At the age of 17 Belgium saxophonist Nicolas Kummert gained an affinity for African music from a two month stay in Senegal, where he collaborated with local musicians and later from Benin, Mali, Kenya, Sao Tomé, Morocco and Tunisia. The chance to meet award-winning guitarist Lionel Loueke during a recording session for Beninese singer Patrick Ruffino in 2008 began the respectful relationship and by 2015, Kummert had asked Loueke to join his new band. Kummert has been prolific at creating his continued discography. His previous albums include Voices (2014); Flow (2015); and now in 2017, La Diversité.

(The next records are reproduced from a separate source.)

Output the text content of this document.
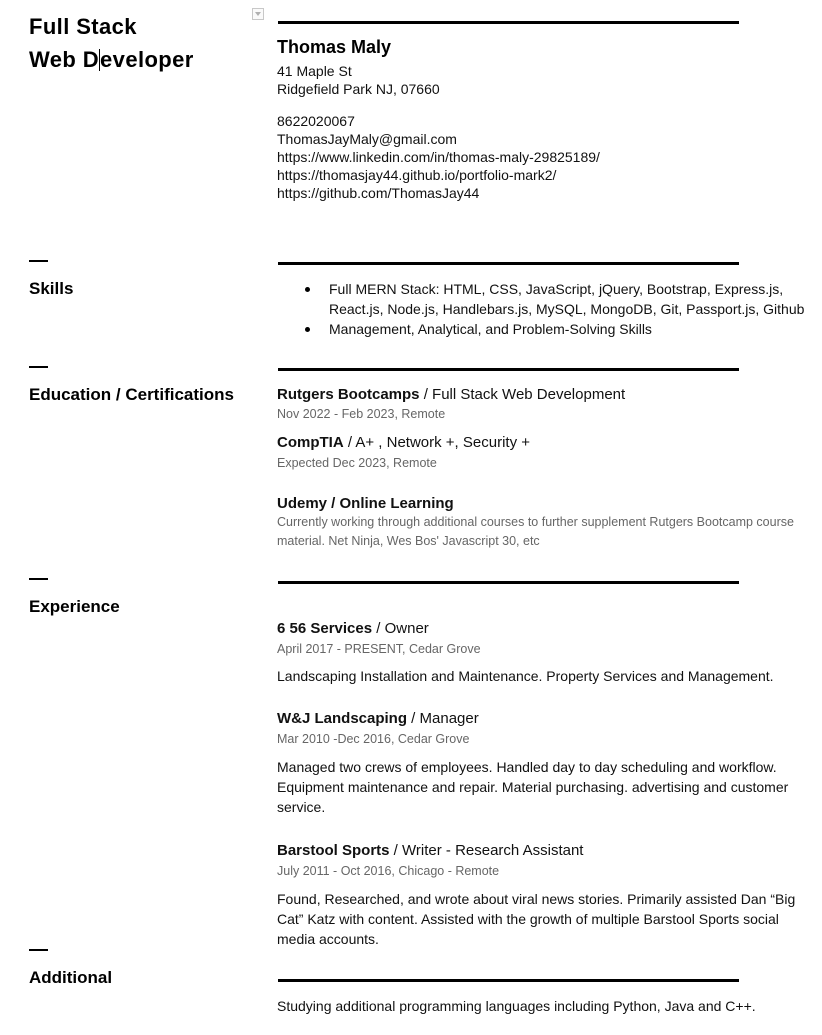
Full Stack
Web Developer	Thomas Maly
41 Maple St
Ridgefield Park NJ, 07660
8622020067
ThomasJayMaly@gmail.com
https://www.linkedin.com/in/thomas-maly-29825189/
https://thomasjay44.github.io/portfolio-mark2/
https://github.com/ThomasJay44
Skills	Full MERN Stack: HTML, CSS, JavaScript, jQuery, Bootstrap, Express.js, React.js, Node.js, Handlebars.js, MySQL, MongoDB, Git, Passport.js, Github
Management, Analytical, and Problem-Solving Skills
Education / Certifications	Rutgers Bootcamps / Full Stack Web Development
Nov 2022 - Feb 2023, Remote
CompTIA / A+ , Network +, Security +
Expected Dec 2023, Remote
Udemy / Online Learning
Currently working through additional courses to further supplement Rutgers Bootcamp course material. Net Ninja, Wes Bos' Javascript 30, etc
Experience
6 56 Services / Owner
April 2017 - PRESENT, Cedar Grove
Landscaping Installation and Maintenance. Property Services and Management.
W&J Landscaping / Manager
Mar 2010 -Dec 2016, Cedar Grove
Managed two crews of employees. Handled day to day scheduling and workflow. Equipment maintenance and repair. Material purchasing. advertising and customer service.
Barstool Sports / Writer - Research Assistant
July 2011 - Oct 2016, Chicago - Remote
Found, Researched, and wrote about viral news stories. Primarily assisted Dan “Big Cat” Katz with content. Assisted with the growth of multiple Barstool Sports social media accounts.
Additional
Studying additional programming languages including Python, Java and C++.
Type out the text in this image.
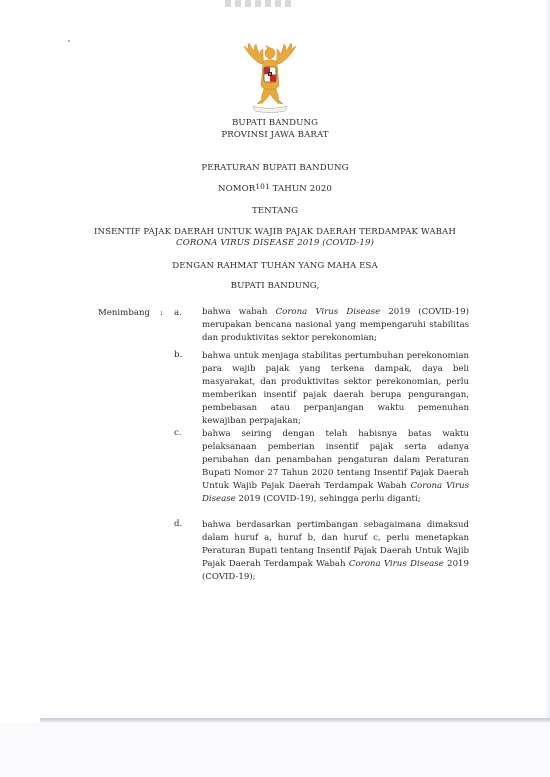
BUPATI BANDUNG
PROVINSI JAWA BARAT
PERATURAN BUPATI BANDUNG
NOMOR101 TAHUN 2020
TENTANG
INSENTIF PAJAK DAERAH UNTUK WAJIB PAJAK DAERAH TERDAMPAK WABAH
CORONA VIRUS DISEASE 2019 (COVID-19)
DENGAN RAHMAT TUHAN YANG MAHA ESA
BUPATI BANDUNG,
Menimbang : a. bahwa wabah Corona Virus Disease 2019 (COVID-19) merupakan bencana nasional yang mempengaruhi stabilitas dan produktivitas sektor perekonomian;
b. bahwa untuk menjaga stabilitas pertumbuhan perekonomian para wajib pajak yang terkena dampak, daya beli masyarakat, dan produktivitas sektor perekonomian, perlu memberikan insentif pajak daerah berupa pengurangan, pembebasan atau perpanjangan waktu pemenuhan kewajiban perpajakan;
c. bahwa seiring dengan telah habisnya batas waktu pelaksanaan pemberian insentif pajak serta adanya perubahan dan penambahan pengaturan dalam Peraturan Bupati Nomor 27 Tahun 2020 tentang Insentif Pajak Daerah Untuk Wajib Pajak Daerah Terdampak Wabah Corona Virus Disease 2019 (COVID-19), sehingga perlu diganti;
d. bahwa berdasarkan pertimbangan sebagaimana dimaksud dalam huruf a, huruf b, dan huruf c, perlu menetapkan Peraturan Bupati tentang Insentif Pajak Daerah Untuk Wajib Pajak Daerah Terdampak Wabah Corona Virus Disease 2019 (COVID-19);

An admirable trait in Kummert’s playing is how he carefully crafts compositions with winding saxophone lines that are cornerstone to his success on La Diversité, banded by Loueke’s subtle note choices, which drive the offering to a higher level of consciousness. That is not to say that Loueke is only capable of understatement, quite the contrary as exhibited on “We’ll Be Alright,” which explores a more boisterous elucidation. An antipodean deliverance on, “And What If We’re Not.” Features Loueke seamlessly moving from electric to acoustic guitar, employing bell like harmonics on “Le Vent Se Lève” and evoking dexterous finger picking on “Le Peuple De L’Arc-En-Ciel.”
On “Gnossienne A Deux,” Kummert and Loueke reveal a poignancy of their chemistry together as a duo, and certainly individually as players. Two versions of Leonard Cohen’s hit song “Hallelujah” (and an acoustic “Hallelujah Again”) might in the hands of some sound more like redundancy, but played correspondingly by the quartet and duo, they are emphasized by the characteristically delicate treatment afforded the pieces. From the West African rhythmic feel of “Rainbow People” to the languorous smoldering of “Diversity Over Purity” the resounding essential point is a mesmerizing, innovative experience, abounding nuances and creative ideas to keep the listener engaged throughout.